Большевики выполнили постановление пленума: закрыли свой орган, передали крупную сумму денег «держателям» (Каутскому, Мерингу и т. Цеткин{166}) согласно решению пленума ЦК, а также передали весь технический аппарат ЗБЦК. А меньшевики своего органа не закрыли, и никто из них в Русском бюро ЦК не работал. Они даже противодействовали восстановлению Центрального Комитета. Больше того, сторонники ликвидаторского «Голоса социал-демократа» в России открыто выступали против нелегальной партии, против ЦК и ЦО. Да и сам «Голос социал-демократа» тоже не отставал от своих российских сторонников. Со стороны ликвидаторов — русских и заграничных — после пленума ЦК поднялся буквально крестовый поход против нелегальной партии и в особенности против большевиков. Началась с их стороны травля сторонников нелегальной партии в России во всех легальных рабочих организациях, во главе которых стояли меньшевики-ликвидаторы. Примиренческая тактика части членов ЦК большевиков затрудняла борьбу с ликвидаторами. Так, вследствие примиренчества части членов ЦК большевиков большевики должны были уже зависеть от представителя СДПиЛ, который входил пятым членом в редакцию ЦО, чтобы провести свою линию в «Социал-демократе», и от ЗБЦК — в финансовом и техническом отношениях (у «держателей» так и осталась часть сданной им суммы денег, которая могла тогда очень и очень пригодиться большевикам). Мне не довелось видеть т. Ногина до 1917 г., поэтому я не мог узнать, какое впечатление произвел на него финал решений пленума ЦК 1910 г., но заграничные большевики-примиренцы нисколько не были смущены результатом решений пленума.
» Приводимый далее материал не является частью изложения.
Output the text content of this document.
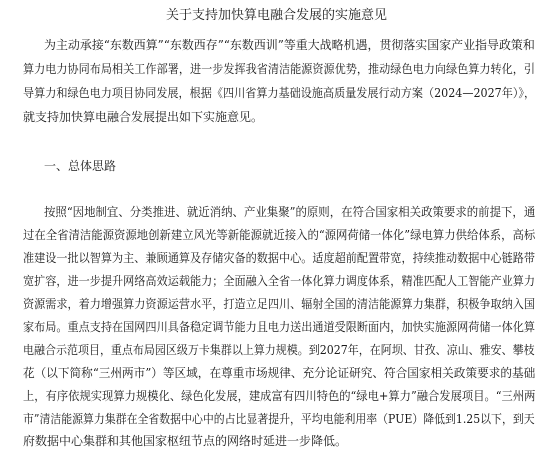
关于支持加快算电融合发展的实施意见
为主动承接“东数西算”“东数西存”“东数西训”等重大战略机遇，贯彻落实国家产业指导政策和
算力电力协同布局相关工作部署，进一步发挥我省清洁能源资源优势，推动绿色电力向绿色算力转化，引
导算力和绿色电力项目协同发展，根据《四川省算力基础设施高质量发展行动方案（2024—2027年）》，
就支持加快算电融合发展提出如下实施意见。
一、总体思路
按照“因地制宜、分类推进、就近消纳、产业集聚”的原则，在符合国家相关政策要求的前提下，通
过在全省清洁能源资源地创新建立风光等新能源就近接入的“源网荷储一体化”绿电算力供给体系，高标
准建设一批以智算为主、兼顾通算及存储灾备的数据中心。适度超前配置带宽，持续推动数据中心链路带
宽扩容，进一步提升网络高效运载能力；全面融入全省一体化算力调度体系，精准匹配人工智能产业算力
资源需求，着力增强算力资源运营水平，打造立足四川、辐射全国的清洁能源算力集群，积极争取纳入国
家布局。重点支持在国网四川具备稳定调节能力且电力送出通道受限断面内，加快实施源网荷储一体化算
电融合示范项目，重点布局园区级万卡集群以上算力规模。到2027年，在阿坝、甘孜、凉山、雅安、攀枝
花（以下简称“三州两市”）等区域，在尊重市场规律、充分论证研究、符合国家相关政策要求的基础
上，有序依规实现算力规模化、绿色化发展，建成富有四川特色的“绿电+算力”融合发展项目。“三州两
市”清洁能源算力集群在全省数据中心中的占比显著提升，平均电能利用率（PUE）降低到1.25以下，到天
府数据中心集群和其他国家枢纽节点的网络时延进一步降低。
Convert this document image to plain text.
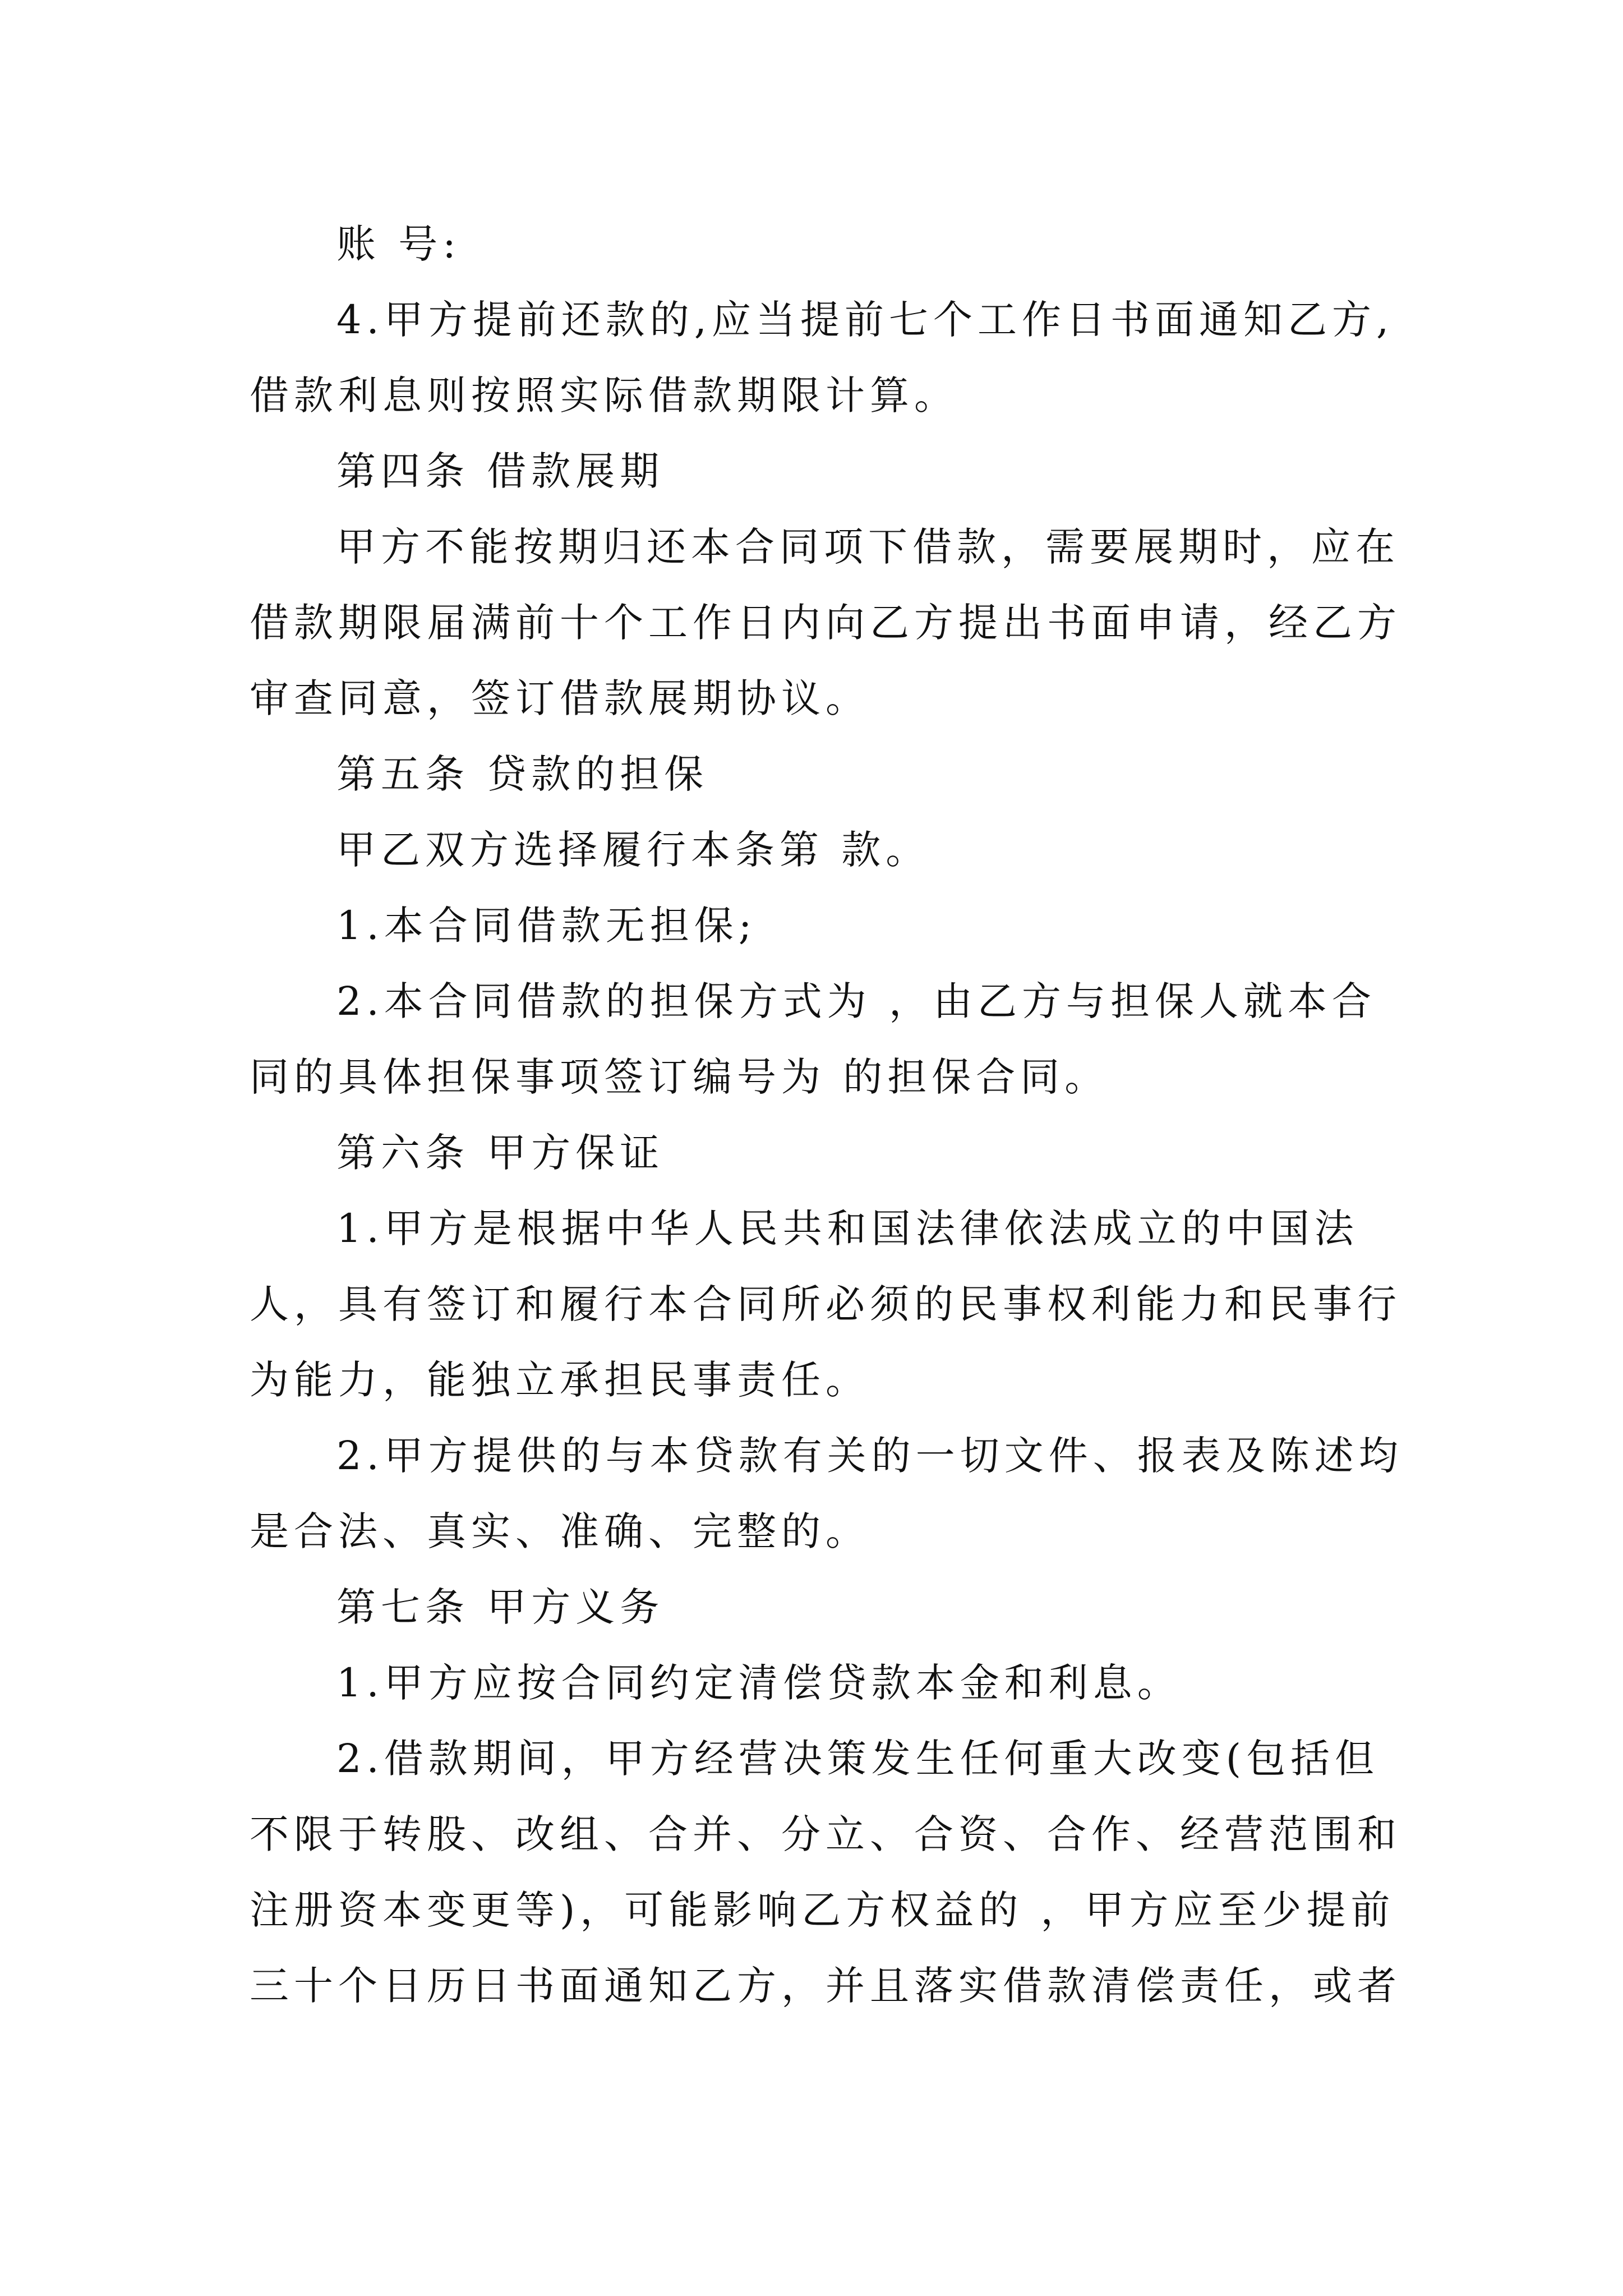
账 号:
4.甲方提前还款的,应当提前七个工作日书面通知乙方,
借款利息则按照实际借款期限计算。
第四条 借款展期
甲方不能按期归还本合同项下借款，需要展期时，应在
借款期限届满前十个工作日内向乙方提出书面申请，经乙方
审查同意，签订借款展期协议。
第五条 贷款的担保
甲乙双方选择履行本条第 款。
1.本合同借款无担保;
2.本合同借款的担保方式为 ，由乙方与担保人就本合
同的具体担保事项签订编号为 的担保合同。
第六条 甲方保证
1.甲方是根据中华人民共和国法律依法成立的中国法
人，具有签订和履行本合同所必须的民事权利能力和民事行
为能力，能独立承担民事责任。
2.甲方提供的与本贷款有关的一切文件、报表及陈述均
是合法、真实、准确、完整的。
第七条 甲方义务
1.甲方应按合同约定清偿贷款本金和利息。
2.借款期间，甲方经营决策发生任何重大改变(包括但
不限于转股、改组、合并、分立、合资、合作、经营范围和
注册资本变更等)，可能影响乙方权益的 ，甲方应至少提前
三十个日历日书面通知乙方，并且落实借款清偿责任，或者
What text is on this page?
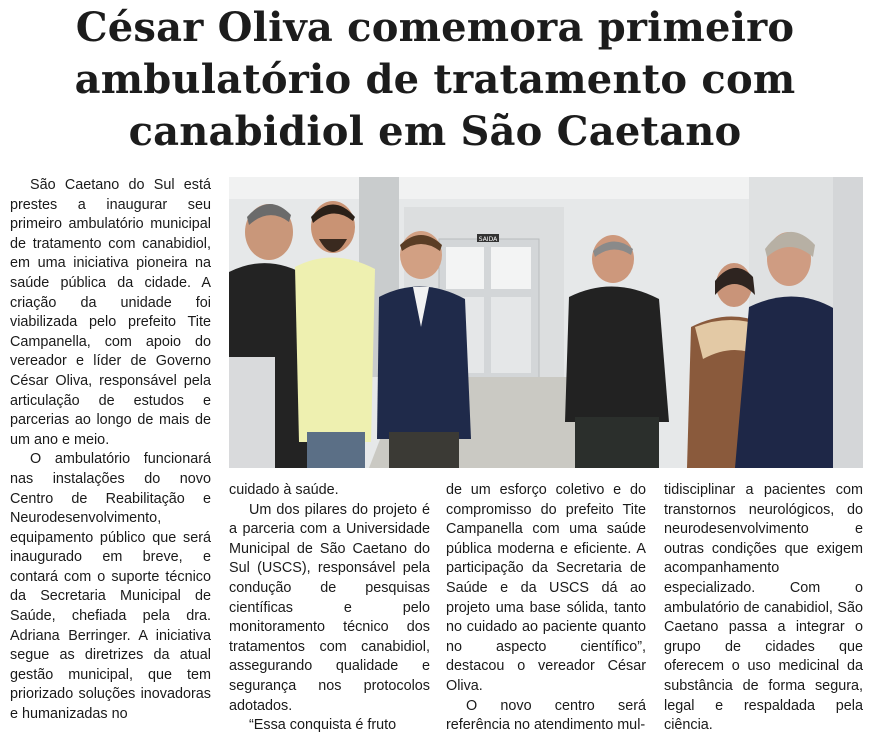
César Oliva comemora primeiro
ambulatório de tratamento com
canabidiol em São Caetano

São Caetano do Sul está prestes a inaugurar seu primeiro ambulatório municipal de tratamento com canabidiol, em uma iniciativa pioneira na saúde pública da cidade. A criação da unidade foi viabilizada pelo prefeito Tite Campanella, com apoio do vereador e líder de Governo César Oliva, responsável pela articulação de estudos e parcerias ao longo de mais de um ano e meio.

O ambulatório funcionará nas instalações do novo Centro de Reabilitação e Neurodesenvolvimento, equipamento público que será inaugurado em breve, e contará com o suporte técnico da Secretaria Municipal de Saúde, chefiada pela dra. Adriana Berringer. A iniciativa segue as diretrizes da atual gestão municipal, que tem priorizado soluções inovadoras e humanizadas no

SAIDA

cuidado à saúde.

Um dos pilares do projeto é a parceria com a Universidade Municipal de São Caetano do Sul (USCS), responsável pela condução de pesquisas científicas e pelo monitoramento técnico dos tratamentos com canabidiol, assegurando qualidade e segurança nos protocolos adotados.

“Essa conquista é fruto

de um esforço coletivo e do compromisso do prefeito Tite Campanella com uma saúde pública moderna e eficiente. A participação da Secretaria de Saúde e da USCS dá ao projeto uma base sólida, tanto no cuidado ao paciente quanto no aspecto científico”, destacou o vereador César Oliva.

O novo centro será referência no atendimento mul-

tidisciplinar a pacientes com transtornos neurológicos, do neurodesenvolvimento e outras condições que exigem acompanhamento especializado. Com o ambulatório de canabidiol, São Caetano passa a integrar o grupo de cidades que oferecem o uso medicinal da substância de forma segura, legal e respaldada pela ciência.
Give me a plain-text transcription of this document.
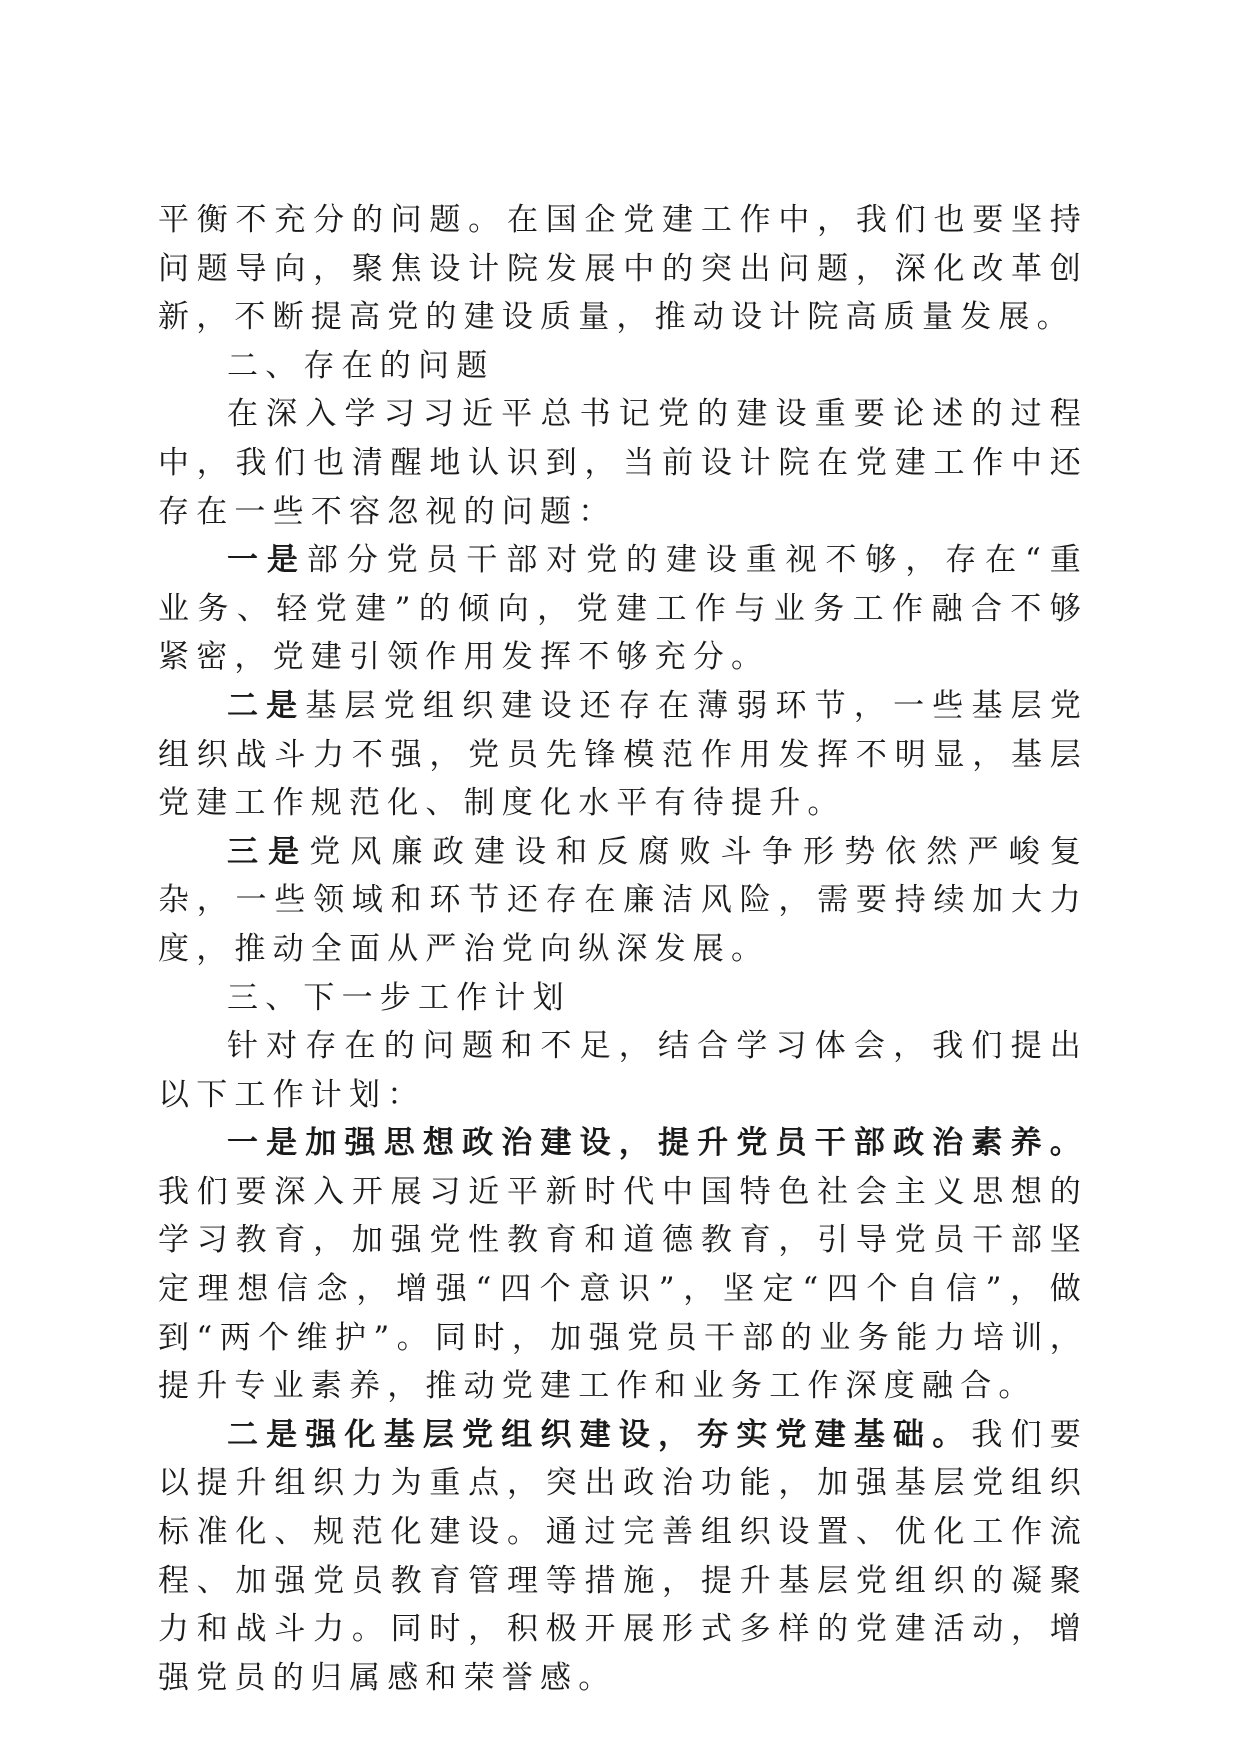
平衡不充分的问题。在国企党建工作中，我们也要坚持问题导向，聚焦设计院发展中的突出问题，深化改革创新，不断提高党的建设质量，推动设计院高质量发展。

二、存在的问题

在深入学习习近平总书记党的建设重要论述的过程中，我们也清醒地认识到，当前设计院在党建工作中还存在一些不容忽视的问题：

一是部分党员干部对党的建设重视不够，存在“重业务、轻党建”的倾向，党建工作与业务工作融合不够紧密，党建引领作用发挥不够充分。

二是基层党组织建设还存在薄弱环节，一些基层党组织战斗力不强，党员先锋模范作用发挥不明显，基层党建工作规范化、制度化水平有待提升。

三是党风廉政建设和反腐败斗争形势依然严峻复杂，一些领域和环节还存在廉洁风险，需要持续加大力度，推动全面从严治党向纵深发展。

三、下一步工作计划

针对存在的问题和不足，结合学习体会，我们提出以下工作计划：

一是加强思想政治建设，提升党员干部政治素养。我们要深入开展习近平新时代中国特色社会主义思想的学习教育，加强党性教育和道德教育，引导党员干部坚定理想信念，增强“四个意识”，坚定“四个自信”，做到“两个维护”。同时，加强党员干部的业务能力培训，提升专业素养，推动党建工作和业务工作深度融合。

二是强化基层党组织建设，夯实党建基础。我们要以提升组织力为重点，突出政治功能，加强基层党组织标准化、规范化建设。通过完善组织设置、优化工作流程、加强党员教育管理等措施，提升基层党组织的凝聚力和战斗力。同时，积极开展形式多样的党建活动，增强党员的归属感和荣誉感。
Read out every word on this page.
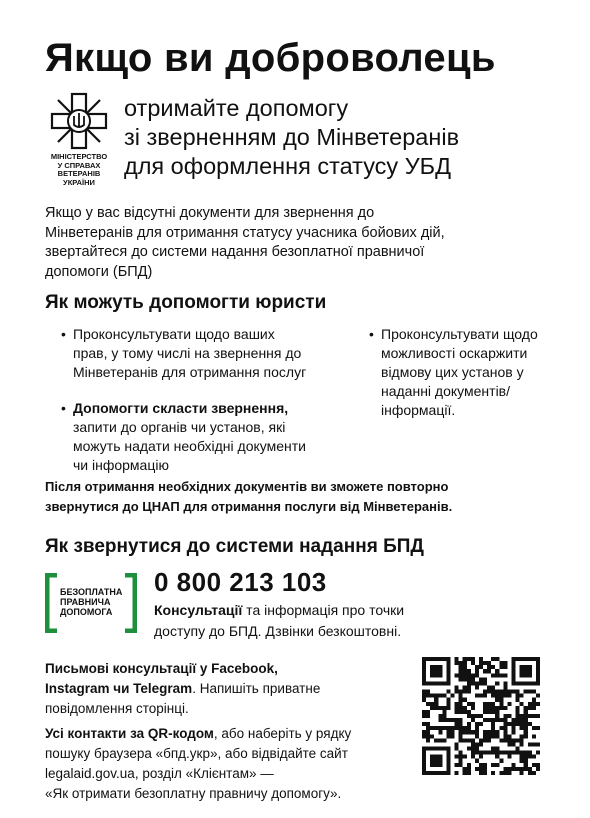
Якщо ви доброволець
МІНІСТЕРСТВО
У СПРАВАХ
ВЕТЕРАНІВ
УКРАЇНИ
отримайте допомогу
зі зверненням до Мінветеранів
для оформлення статусу УБД
Якщо у вас відсутні документи для звернення до
Мінветеранів для отримання статусу учасника бойових дій,
звертайтеся до системи надання безоплатної правничої
допомоги (БПД)
Як можуть допомогти юристи
• Проконсультувати щодо ваших
прав, у тому числі на звернення до
Мінветеранів для отримання послуг
• Допомогти скласти звернення,
запити до органів чи установ, які
можуть надати необхідні документи
чи інформацію
• Проконсультувати щодо
можливості оскаржити
відмову цих установ у
наданні документів/
інформації.
Після отримання необхідних документів ви зможете повторно
звернутися до ЦНАП для отримання послуги від Мінветеранів.
Як звернутися до системи надання БПД
БЕЗОПЛАТНА
ПРАВНИЧА
ДОПОМОГА
0 800 213 103
Консультації та інформація про точки
доступу до БПД. Дзвінки безкоштовні.
Письмові консультації у Facebook,
Instagram чи Telegram. Напишіть приватне
повідомлення сторінці.
Усі контакти за QR-кодом, або наберіть у рядку
пошуку браузера «бпд.укр», або відвідайте сайт
legalaid.gov.ua, розділ «Клієнтам» —
«Як отримати безоплатну правничу допомогу».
В конце декабря 1910 г. я вновь очутился в Париже. К этому времени в Париж из России приехали Михаил Миронович (Н. Н. Мандельштам) и А. И. Рыков. Я уже не помню, по какому поводу в одном — не то русском, не то французском — кафе собрались Марк, Лева, Рыков, я, Михаил Миронович и Лозовский. На этом собрании я выдвинул вопрос о том, что следовало бы тем немногочисленным парторганизациям, которые работают в России, перед 1 мая, 22 (9) января и в связи с другими событиями посылать заблаговременно прокламации в напечатанном виде или в рукописях. В последнем случае более крупные организации смогли бы найти способ для их размножения. Я заявил, что берусь доставлять листовки аккуратно и вовремя русским организациям.

Мое предложение было принято, и парижане стали составлять список литераторов для выполнения принятого решения. В этот список Марк, Лева и Лозовский включили литераторов всех течений, в том числе и Мартова, но в него не были включены ни Ленин, ни другие большевистские литераторы. Так всегда случается с примиренцами: начинают мирить непримиримое, а затем скатываются в оппортунистическое болото. Так было и с примиренческим ЦК в 1904 г., так случилось и с большевиками-примиренцами описываемого периода. Я был очень возмущен невключением в список большевистских литераторов и рассказал об этом Надежде Константиновне и Ильичу. После возвращения т. Ногина в Россию были сделаны многократные попытки создать Русское бюро ЦК, но все попытки до конца 1911 г. кончались только арестами.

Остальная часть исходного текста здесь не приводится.